Court allows descriptive use of mark, but under certain conditions

India
In Cadila Healthcare Ltd v Diat Foods Ltd (India) (FAO (OS) 385/2008 in CS(OS) 222/2008, September 29 2010), a division bench of the Delhi High Court has refused to order the defendant to refrain from using the phrase ‘sugar free' on its products. 
 
The plaintiff, Cadila Healthcare Ltd, manufactures and sells a low-calorie sweetener under the trademark SUGAR FREE. The defendant, Diat Foods Ltd (India), a manufacturer of sugar-free cookies, uses the phrase ‘sugar free' on its packaging:
  
Before the single judge, Cadila contended that the mark SUGAR FREE is suggestive and inherently distinctive of its products. In the alternative, Cadila argued that, even if the mark SUGAR FREE was descriptive, it had acquired a secondary meaning in view of its widespread and long-standing use. On this basis, Cadila claimed that Diat’s use of the phrase ‘sugar free’ on its packaging amounted to passing off, since consumers could be led to believe that Cadila’s product was an ingredient of Diat’s product.
 
Diat argued that the phrase ‘sugar free’ is generic in nature, and is not capable of being distinctive. According to Diat, even if the term ‘sugar free’ was considered to be descriptive, the mark SUGAR FREE had not acquired a secondary meaning through use. Diat contended that it did not use ‘sugar free’ in the trademark sense, and that the phrase merely described a characteristic of its product.

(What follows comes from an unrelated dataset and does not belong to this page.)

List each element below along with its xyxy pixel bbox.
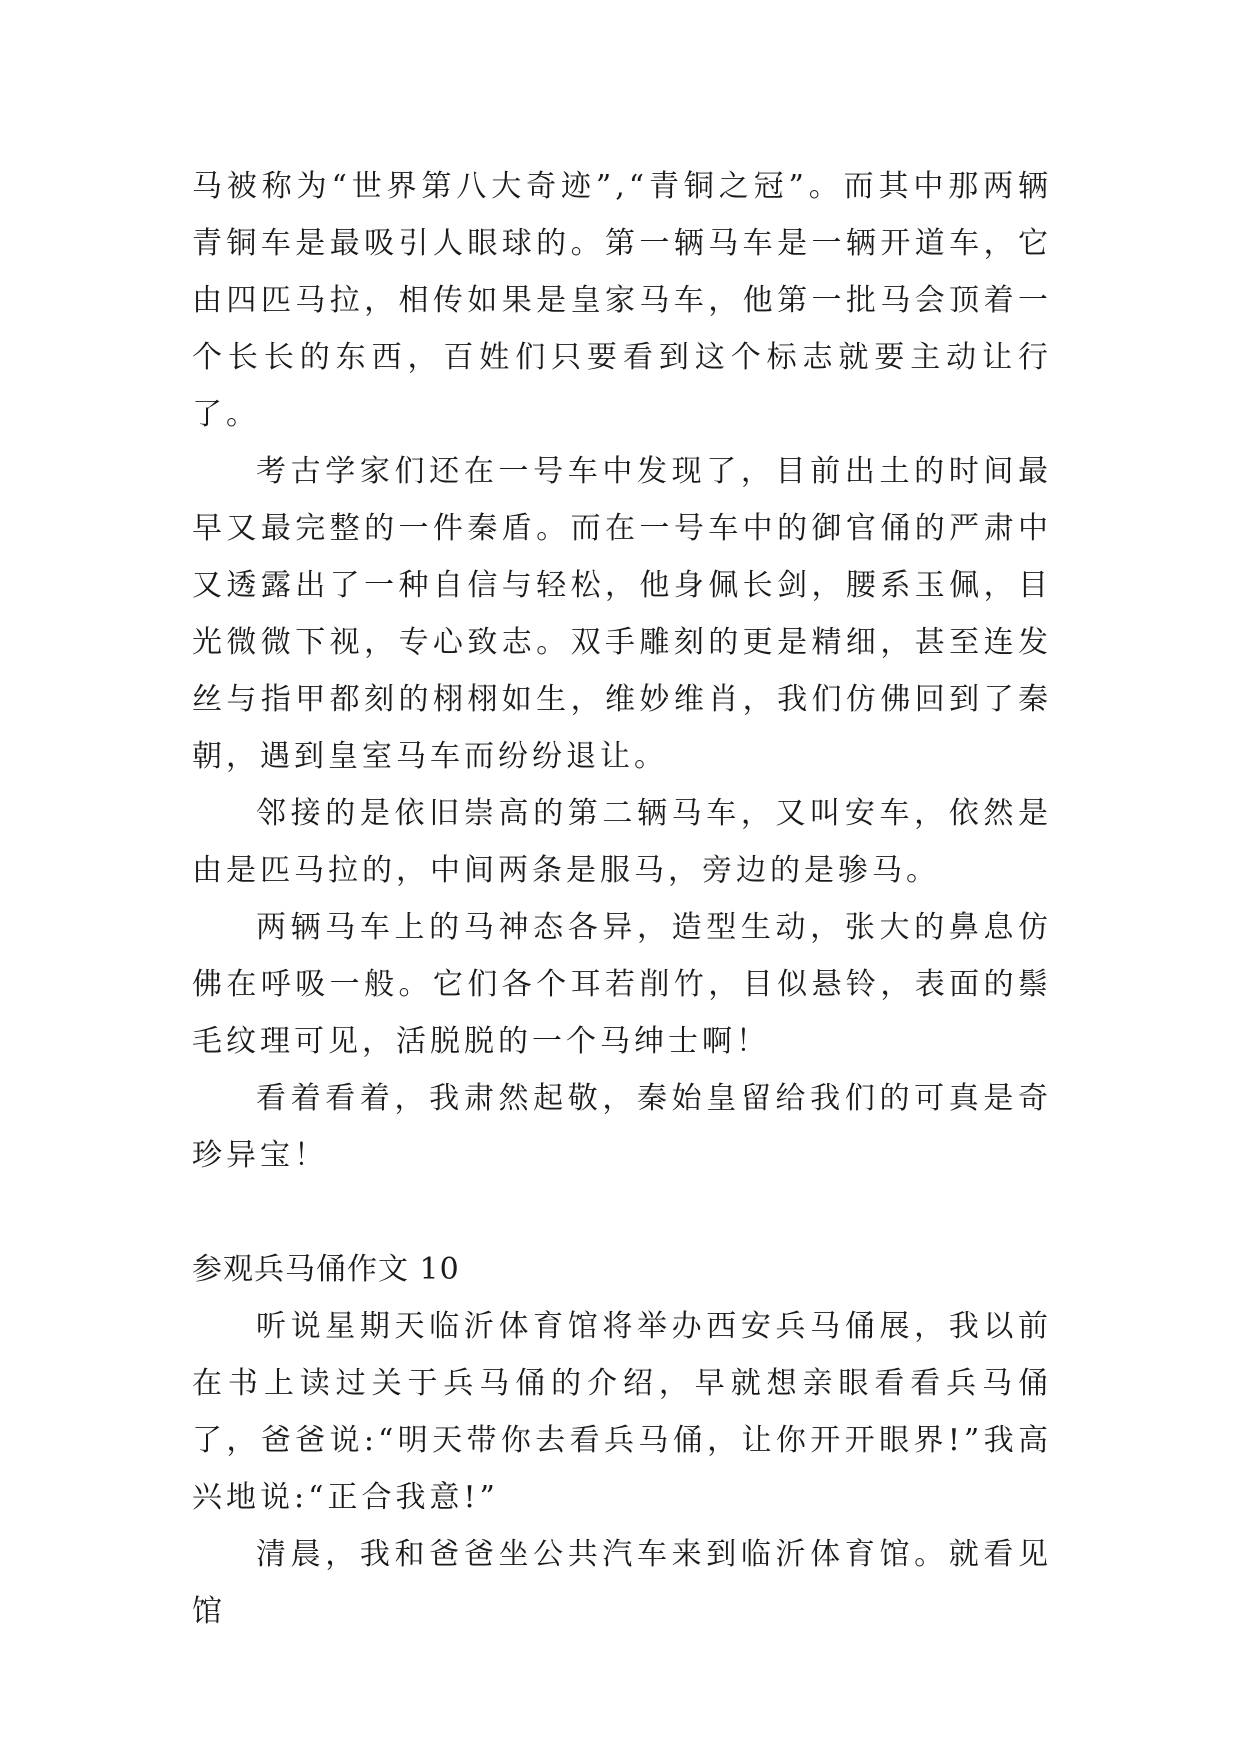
- section-title: 参观兵马俑作文 10: [192, 1252, 460, 1287]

The single judge refused to grant an interim injunction in favour of Cadila, holding that the term ‘sugar free’ had acquired distinctiveness only with respect to Cadila’s products. According to the single judge, Diat’s use of the phrases ‘Sweetened with Splenda’ and ‘Sugarless bliss’ on its packaging, and its use of the phrase ‘sugar free' only on the front panel, precluded any possibility of consumer confusion. The single judge thus imposed costs of Rs50,000 on Cadila. 
 
On appeal, the division bench agreed with the single judge's conclusion that the use of the phrase ‘sugar free’ in a descriptive sense or otherwise could not be restricted.
 
The division bench, however, was of the view that use of the term ‘sugar free’ should be such that it does not indicate a connection with Cadila’s product. The court observed that, although Diat uses a rival low-calorie sweetener (Splenda) and claims to have applied for the registration of the trademark SUGARLESS BLISS, the only prominent phrase on its packaging is ‘sugar free’. According to the court, this evidenced Diat’s dishonest commercial intentions. In the court’s view, such use of the phrase was not merely descriptive and was likely to give the impression that there was a connection between Diat’s product and that of Cadila.
 
The court thus directed Diat to use the expressions ‘sugar free’, ‘sugarless bliss’ and ‘Splenda’ with equal prominence on its packaging. Interestingly, the court stated that this order was justified by the interest of consumers, drawing an analogy with Section 12 of the Trademarks Act 1999. Under this section, the registrar of trademarks can issue similar directions in case of honest and concurrent use of the same trademark by rival traders.
 
The court also set aside the costs order.
 
The decision adds to a series of judgments by the Delhi High Court in which the latter has refused to prevent manufacturers from using the phrase 'sugar free' in good faith and in a descriptive way. The focus of these decisions has been to avoid consumer confusion and, consequently, the court issued directions with respect to the prominence of the phrase 'sugar free' on the products at issue.